Job Services Australia providers and public employers upload their job vacancies to JobSearch and search for potentially suitable staff.

Job seekers can search for jobs via the map on the homepage by choosing their state, local area and occupation category. The advanced search function includes more detail in searching criteria.

Everyone is welcome to use JobSearch to search for vacancies. It’s free to register and take advantage of the complete range of services.

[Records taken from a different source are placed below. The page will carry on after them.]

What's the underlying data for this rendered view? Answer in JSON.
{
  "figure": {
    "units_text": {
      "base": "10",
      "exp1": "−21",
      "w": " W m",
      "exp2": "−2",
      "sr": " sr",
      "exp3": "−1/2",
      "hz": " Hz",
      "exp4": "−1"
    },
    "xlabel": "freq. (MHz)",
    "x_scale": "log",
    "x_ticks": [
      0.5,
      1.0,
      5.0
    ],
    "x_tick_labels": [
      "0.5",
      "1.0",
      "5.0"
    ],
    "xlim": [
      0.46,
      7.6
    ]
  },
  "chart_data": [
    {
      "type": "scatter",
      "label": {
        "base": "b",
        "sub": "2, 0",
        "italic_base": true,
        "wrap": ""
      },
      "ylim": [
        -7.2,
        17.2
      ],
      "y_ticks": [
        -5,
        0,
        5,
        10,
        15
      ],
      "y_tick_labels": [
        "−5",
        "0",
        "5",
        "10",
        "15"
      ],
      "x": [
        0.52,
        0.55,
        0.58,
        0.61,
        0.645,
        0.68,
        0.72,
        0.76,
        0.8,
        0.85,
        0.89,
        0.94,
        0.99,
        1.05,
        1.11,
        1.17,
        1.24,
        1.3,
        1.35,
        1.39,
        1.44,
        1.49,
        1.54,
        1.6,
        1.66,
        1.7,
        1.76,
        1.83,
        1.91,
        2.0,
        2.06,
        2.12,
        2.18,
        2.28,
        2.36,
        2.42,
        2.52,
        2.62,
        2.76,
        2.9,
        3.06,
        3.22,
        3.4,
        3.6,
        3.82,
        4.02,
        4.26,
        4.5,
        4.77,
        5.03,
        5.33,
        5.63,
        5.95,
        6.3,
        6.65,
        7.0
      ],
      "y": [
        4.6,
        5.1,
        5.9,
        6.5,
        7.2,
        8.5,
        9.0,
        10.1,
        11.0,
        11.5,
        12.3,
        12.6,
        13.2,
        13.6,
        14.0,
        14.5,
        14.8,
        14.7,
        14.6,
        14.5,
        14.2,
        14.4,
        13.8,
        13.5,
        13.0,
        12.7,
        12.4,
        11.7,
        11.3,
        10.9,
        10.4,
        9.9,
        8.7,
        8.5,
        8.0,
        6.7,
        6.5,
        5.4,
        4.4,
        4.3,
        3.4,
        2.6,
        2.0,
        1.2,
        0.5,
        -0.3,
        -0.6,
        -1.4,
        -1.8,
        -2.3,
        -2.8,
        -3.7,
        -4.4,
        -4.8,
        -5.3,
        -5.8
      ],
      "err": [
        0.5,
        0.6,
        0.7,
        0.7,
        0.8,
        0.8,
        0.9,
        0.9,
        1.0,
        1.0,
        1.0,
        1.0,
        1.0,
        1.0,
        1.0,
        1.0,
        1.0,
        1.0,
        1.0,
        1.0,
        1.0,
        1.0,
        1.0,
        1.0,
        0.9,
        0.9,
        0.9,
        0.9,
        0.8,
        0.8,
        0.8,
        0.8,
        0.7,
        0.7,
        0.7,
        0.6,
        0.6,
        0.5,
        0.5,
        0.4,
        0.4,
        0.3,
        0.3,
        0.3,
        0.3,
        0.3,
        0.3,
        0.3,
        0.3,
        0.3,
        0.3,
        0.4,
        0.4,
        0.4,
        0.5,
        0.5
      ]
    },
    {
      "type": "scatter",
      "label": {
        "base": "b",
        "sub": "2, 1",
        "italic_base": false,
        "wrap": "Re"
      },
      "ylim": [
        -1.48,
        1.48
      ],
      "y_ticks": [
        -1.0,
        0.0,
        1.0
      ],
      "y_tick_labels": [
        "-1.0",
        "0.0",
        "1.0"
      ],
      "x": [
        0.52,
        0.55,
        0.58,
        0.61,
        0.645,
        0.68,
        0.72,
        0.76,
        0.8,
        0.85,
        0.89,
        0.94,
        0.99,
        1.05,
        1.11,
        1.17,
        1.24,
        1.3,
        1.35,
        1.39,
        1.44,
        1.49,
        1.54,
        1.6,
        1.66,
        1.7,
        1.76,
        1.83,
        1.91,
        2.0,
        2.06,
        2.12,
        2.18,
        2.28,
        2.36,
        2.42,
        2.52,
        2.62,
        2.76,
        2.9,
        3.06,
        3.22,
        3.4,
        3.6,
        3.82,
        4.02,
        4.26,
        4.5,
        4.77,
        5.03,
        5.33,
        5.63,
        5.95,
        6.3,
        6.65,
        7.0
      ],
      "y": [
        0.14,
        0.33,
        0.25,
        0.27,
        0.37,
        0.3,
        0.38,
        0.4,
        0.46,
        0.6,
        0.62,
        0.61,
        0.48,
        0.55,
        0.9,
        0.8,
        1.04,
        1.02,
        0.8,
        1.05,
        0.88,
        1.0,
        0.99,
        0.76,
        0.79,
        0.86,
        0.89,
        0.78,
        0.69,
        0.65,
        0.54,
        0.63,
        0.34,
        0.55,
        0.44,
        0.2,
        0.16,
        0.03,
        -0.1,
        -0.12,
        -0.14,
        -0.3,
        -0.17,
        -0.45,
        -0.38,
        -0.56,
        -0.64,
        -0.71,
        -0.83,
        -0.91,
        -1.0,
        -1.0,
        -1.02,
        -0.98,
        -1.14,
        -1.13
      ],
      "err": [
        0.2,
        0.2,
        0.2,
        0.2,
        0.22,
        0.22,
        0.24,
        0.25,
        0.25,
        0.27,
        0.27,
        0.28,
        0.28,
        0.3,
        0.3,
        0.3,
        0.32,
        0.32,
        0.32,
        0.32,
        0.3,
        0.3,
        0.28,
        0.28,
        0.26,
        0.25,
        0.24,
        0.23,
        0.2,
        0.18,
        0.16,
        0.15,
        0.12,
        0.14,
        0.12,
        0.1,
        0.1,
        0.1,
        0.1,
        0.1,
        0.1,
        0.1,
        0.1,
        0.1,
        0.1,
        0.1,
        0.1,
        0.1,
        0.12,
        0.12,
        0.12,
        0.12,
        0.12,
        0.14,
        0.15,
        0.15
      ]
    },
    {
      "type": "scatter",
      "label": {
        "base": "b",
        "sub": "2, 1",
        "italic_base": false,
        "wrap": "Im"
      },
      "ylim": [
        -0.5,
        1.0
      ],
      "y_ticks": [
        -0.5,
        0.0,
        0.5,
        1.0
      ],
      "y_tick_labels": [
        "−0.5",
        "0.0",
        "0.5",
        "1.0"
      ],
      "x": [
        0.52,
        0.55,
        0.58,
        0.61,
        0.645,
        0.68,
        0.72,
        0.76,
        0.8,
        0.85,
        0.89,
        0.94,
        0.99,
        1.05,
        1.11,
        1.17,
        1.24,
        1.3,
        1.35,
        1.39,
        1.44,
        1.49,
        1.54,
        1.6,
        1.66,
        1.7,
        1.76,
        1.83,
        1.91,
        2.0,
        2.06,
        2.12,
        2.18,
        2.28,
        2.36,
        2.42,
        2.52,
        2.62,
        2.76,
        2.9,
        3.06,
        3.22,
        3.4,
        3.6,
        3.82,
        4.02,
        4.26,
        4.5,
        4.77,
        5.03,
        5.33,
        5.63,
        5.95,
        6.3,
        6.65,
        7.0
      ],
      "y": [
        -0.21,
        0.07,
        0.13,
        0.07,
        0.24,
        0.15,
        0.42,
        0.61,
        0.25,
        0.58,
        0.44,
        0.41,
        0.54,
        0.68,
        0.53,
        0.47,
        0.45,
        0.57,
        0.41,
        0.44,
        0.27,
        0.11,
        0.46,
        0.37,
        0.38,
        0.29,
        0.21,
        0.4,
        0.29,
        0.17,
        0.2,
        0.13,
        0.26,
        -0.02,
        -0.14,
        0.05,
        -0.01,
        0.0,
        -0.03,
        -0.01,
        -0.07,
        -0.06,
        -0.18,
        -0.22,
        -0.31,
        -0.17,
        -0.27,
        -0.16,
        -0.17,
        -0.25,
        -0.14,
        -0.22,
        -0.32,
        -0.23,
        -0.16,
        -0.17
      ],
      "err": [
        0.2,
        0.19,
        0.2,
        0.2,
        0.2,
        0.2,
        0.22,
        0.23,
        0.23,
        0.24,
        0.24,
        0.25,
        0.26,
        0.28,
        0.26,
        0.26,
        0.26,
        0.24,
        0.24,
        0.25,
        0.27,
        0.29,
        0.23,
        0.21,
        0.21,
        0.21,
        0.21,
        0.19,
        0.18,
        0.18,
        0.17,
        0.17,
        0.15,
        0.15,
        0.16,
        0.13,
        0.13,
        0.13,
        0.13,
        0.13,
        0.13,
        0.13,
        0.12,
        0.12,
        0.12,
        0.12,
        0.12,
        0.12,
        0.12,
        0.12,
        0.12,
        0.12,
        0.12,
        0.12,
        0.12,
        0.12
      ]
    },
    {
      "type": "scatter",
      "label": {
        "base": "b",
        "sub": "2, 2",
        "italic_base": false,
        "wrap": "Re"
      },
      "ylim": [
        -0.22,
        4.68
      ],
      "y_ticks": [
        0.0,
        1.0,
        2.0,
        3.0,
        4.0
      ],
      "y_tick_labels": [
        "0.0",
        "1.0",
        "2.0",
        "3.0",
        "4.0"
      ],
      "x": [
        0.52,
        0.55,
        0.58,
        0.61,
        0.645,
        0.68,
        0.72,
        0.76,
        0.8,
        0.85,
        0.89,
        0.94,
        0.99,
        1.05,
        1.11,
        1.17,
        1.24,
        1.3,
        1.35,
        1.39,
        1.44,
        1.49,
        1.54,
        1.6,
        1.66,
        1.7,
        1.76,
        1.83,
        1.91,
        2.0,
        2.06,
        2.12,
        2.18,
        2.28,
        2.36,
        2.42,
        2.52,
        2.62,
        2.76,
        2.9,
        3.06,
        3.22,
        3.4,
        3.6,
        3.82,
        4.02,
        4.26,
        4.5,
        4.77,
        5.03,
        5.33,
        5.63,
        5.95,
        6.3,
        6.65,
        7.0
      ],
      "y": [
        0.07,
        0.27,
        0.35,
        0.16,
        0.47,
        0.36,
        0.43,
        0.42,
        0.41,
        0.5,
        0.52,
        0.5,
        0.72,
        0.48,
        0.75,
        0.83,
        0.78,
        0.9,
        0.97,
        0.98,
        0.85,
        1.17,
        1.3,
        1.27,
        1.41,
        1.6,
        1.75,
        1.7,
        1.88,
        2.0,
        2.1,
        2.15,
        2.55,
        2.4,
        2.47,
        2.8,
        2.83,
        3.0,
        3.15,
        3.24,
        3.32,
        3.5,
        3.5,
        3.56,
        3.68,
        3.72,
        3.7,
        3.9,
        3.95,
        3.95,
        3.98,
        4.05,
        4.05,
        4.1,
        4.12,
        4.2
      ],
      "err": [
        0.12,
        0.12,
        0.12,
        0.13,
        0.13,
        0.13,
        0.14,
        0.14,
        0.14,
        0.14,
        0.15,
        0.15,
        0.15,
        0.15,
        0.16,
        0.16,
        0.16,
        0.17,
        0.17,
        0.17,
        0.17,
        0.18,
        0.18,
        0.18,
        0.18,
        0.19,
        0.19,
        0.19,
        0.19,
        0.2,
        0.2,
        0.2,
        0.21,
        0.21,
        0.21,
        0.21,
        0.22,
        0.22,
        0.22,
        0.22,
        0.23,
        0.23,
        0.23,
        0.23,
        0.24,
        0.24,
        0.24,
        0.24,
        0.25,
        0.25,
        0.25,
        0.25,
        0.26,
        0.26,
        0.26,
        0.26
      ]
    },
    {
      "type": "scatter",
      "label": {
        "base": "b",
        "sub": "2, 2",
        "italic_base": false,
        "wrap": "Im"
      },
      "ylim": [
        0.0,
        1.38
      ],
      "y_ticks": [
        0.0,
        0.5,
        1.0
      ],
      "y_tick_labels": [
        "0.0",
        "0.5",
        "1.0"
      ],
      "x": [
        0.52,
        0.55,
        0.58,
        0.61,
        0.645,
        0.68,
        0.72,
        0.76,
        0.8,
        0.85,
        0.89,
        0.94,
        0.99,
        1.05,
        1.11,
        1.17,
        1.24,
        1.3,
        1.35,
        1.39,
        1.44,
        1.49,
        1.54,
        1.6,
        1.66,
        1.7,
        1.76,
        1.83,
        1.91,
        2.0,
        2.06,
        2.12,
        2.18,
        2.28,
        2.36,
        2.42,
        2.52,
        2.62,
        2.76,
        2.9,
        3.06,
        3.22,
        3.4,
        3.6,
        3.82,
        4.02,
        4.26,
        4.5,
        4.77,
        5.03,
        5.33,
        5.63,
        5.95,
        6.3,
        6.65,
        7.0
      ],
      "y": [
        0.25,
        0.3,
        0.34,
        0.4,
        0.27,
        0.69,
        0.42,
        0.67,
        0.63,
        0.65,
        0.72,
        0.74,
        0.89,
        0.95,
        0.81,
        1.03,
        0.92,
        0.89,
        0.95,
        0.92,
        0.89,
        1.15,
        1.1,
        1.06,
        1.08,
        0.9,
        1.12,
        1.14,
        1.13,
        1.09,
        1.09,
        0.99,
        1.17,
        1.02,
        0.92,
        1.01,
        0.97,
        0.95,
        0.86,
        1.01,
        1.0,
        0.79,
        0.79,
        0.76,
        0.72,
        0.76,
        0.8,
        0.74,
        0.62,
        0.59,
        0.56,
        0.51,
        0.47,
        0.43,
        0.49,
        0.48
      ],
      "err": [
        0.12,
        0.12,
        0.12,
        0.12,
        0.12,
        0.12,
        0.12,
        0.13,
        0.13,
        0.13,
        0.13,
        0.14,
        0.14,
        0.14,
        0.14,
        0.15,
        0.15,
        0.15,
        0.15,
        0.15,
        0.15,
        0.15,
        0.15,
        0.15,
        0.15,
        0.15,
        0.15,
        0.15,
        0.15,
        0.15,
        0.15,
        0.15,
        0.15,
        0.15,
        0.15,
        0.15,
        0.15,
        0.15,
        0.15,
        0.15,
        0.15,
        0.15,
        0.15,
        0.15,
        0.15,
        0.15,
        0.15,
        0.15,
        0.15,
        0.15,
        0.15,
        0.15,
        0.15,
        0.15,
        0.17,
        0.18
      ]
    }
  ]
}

Vacancies displayed on JobSearch come from many different sources, including:                                                                   

  • public employers
  • Job Services Australia providers
  • newspapers
  • the Australian Public Service
  • the Australian Defence Force
  • the Harvest Trail.

For job seekers

JobSearch has a range of features to help you search for a job, including:

  • free registration for all Australians seeking work
  • jobs across all industries and regions of Australia
  • your own personal page, where you can create a job match profile, upload your resume and use our instant job list to find jobs based on your skills and experience
  • links to employment assistance and information for all job seekers.

For employers

JobSearch has a number of features to help you find the right person for your job, including:

  • the ability to search for staff based on criteria in your advertisement using our find staff feature
  • high visibility of your jobs – with around 1 million people visiting JobSearch each month
  • a secure personal page to manage your advertised jobs or view past jobs
  • phone help from the Employer Hotline 13 17 15 to advertise new jobs or check the status of your existing jobs.